KEENE VALLEY — Legislation signed into law by Gov. Andrew Cuomo this week will help the region’s ongoing battle against invasive species.
The Invasive Species Prevention Act, unanimously passed by the New York State Legislature in June, is designed to create a statewide regulatory system to prohibit or limit the sale and transport of plants and animals known to threaten communities, natural areas and job-creating industries that depend on natural resources.
“This will probably be one of the most effective strategies for dealing with invasive species that we’ve seen,” said Hilary Smith, director of the Adirondack Park Invasive Plant Program.
“A lot of our work focuses on the early detection of invasive species of concern and doing rapid response or long-term management,” she added. “Many of these species have been introduced unintentionally through the sale of aquatic species through aquariums or nurseries.”

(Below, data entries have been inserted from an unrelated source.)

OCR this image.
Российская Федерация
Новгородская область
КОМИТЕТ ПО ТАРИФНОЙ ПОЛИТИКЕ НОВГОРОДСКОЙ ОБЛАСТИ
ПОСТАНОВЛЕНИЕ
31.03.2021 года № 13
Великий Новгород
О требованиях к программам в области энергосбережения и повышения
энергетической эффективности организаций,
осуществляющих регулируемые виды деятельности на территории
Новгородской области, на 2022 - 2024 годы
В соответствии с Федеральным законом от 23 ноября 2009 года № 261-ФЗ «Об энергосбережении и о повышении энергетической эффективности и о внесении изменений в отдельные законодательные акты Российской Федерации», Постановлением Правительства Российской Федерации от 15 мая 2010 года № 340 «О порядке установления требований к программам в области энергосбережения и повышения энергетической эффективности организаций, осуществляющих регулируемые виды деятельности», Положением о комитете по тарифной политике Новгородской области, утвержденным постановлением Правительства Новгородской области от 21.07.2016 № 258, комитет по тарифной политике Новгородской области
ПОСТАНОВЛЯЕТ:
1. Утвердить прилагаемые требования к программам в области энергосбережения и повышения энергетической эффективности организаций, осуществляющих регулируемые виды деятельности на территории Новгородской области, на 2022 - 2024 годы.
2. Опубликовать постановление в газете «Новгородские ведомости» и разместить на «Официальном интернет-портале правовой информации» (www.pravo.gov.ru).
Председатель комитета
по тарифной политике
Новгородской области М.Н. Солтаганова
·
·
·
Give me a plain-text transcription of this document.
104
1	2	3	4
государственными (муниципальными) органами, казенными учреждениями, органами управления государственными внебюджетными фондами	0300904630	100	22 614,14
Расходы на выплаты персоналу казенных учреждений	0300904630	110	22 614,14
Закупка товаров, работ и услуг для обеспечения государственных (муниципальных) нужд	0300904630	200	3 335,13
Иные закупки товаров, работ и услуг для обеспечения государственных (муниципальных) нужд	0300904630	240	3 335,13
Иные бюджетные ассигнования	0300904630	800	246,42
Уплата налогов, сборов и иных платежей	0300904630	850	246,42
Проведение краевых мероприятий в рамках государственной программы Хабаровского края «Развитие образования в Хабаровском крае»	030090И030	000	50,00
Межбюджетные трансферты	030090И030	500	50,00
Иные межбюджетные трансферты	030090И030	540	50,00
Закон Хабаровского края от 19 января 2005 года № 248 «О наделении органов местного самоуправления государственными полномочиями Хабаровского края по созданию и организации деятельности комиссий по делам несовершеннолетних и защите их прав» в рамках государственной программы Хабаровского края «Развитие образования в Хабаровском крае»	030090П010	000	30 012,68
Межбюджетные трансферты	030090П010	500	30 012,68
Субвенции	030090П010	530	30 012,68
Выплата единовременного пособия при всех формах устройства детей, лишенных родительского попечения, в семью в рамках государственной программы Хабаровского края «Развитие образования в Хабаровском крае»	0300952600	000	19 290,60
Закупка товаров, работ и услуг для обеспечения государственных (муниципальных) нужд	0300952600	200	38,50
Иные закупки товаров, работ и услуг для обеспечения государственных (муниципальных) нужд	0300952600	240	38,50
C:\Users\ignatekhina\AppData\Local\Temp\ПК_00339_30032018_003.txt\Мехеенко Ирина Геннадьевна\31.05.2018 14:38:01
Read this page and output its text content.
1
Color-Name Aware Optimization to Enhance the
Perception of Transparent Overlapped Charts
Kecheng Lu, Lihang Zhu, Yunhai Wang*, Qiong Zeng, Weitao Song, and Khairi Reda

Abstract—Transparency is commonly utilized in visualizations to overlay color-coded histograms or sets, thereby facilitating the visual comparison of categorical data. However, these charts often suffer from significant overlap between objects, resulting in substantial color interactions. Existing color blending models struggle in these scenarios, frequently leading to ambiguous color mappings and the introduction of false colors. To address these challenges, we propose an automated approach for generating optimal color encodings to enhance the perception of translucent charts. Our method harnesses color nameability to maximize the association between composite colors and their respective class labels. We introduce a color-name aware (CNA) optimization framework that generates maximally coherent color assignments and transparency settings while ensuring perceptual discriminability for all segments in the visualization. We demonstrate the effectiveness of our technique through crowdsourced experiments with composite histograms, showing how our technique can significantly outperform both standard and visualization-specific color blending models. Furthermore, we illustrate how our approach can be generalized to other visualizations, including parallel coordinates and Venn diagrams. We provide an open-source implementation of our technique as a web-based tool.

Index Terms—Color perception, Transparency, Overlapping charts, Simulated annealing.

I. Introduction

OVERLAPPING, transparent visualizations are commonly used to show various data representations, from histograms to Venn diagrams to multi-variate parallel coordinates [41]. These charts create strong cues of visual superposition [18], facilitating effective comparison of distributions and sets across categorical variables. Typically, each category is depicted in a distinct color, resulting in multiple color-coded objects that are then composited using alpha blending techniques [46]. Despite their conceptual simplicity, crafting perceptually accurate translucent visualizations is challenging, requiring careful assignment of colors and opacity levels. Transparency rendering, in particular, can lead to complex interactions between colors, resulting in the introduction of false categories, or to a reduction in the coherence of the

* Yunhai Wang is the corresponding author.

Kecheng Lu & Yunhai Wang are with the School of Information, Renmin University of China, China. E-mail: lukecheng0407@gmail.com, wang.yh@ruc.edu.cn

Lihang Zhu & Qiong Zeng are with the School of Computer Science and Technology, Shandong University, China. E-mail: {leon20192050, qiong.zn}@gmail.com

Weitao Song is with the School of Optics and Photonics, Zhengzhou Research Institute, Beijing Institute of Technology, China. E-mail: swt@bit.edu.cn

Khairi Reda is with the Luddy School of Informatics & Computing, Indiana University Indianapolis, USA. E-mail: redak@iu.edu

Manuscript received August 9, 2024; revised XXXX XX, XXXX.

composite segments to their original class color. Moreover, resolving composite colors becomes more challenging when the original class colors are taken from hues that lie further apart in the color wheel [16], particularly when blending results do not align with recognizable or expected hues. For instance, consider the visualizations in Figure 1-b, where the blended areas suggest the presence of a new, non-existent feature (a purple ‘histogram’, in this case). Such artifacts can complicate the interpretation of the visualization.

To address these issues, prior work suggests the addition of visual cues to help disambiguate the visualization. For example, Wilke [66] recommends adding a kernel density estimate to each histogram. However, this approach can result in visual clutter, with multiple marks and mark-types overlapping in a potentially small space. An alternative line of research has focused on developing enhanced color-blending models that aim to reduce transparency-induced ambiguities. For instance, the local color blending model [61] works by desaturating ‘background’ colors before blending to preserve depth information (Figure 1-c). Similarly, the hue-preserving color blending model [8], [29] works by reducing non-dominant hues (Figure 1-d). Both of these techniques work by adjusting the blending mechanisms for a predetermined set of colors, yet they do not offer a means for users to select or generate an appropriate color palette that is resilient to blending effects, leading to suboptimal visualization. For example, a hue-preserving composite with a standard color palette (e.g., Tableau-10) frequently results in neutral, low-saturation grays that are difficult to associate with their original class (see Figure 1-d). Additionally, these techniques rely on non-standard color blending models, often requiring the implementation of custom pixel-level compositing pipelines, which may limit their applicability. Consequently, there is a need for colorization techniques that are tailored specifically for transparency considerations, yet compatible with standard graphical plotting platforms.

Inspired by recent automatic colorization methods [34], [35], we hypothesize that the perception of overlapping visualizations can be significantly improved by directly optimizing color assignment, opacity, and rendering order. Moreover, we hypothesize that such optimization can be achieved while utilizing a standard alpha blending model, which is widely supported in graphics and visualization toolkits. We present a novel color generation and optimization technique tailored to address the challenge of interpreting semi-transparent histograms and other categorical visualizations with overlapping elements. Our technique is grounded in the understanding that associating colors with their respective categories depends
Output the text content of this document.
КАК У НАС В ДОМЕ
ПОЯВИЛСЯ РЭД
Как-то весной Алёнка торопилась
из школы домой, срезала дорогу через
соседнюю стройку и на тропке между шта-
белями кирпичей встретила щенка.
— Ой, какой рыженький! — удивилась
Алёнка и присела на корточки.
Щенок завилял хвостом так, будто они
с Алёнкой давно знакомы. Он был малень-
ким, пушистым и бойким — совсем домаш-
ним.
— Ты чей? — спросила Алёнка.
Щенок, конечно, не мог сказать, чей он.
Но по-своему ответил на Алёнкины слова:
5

The bill, which was sponsored by Sen. Betty Little (R-Queensbury) and co-sponsored by Assemblywoman Teresa Sayward (R-Willsboro), requires the New York State Department of Environmental Conservation and Department of Agriculture and Markets to develop regulations for the sale, purchase, possession, introduction, importation and transport of invasive species.
The agencies will also develop a list of prohibited species that will be unlawful to possess with the intent to sell or introduce, as well as lower tiers of regulated species that would be legal to possess but with restrictions.
“By identifying the worst invasive species in New York that will no longer be available for sale, it will ease the burden on management of invasives for the long term,” Smith said. “These species won’t be making their way into the lands and waters of New York state in the future.
“We’re spending a lot of money to prevent the spread of purple loose strife,” she gave as an example, “but it’s kind of discouraging if someone is planting it next door.”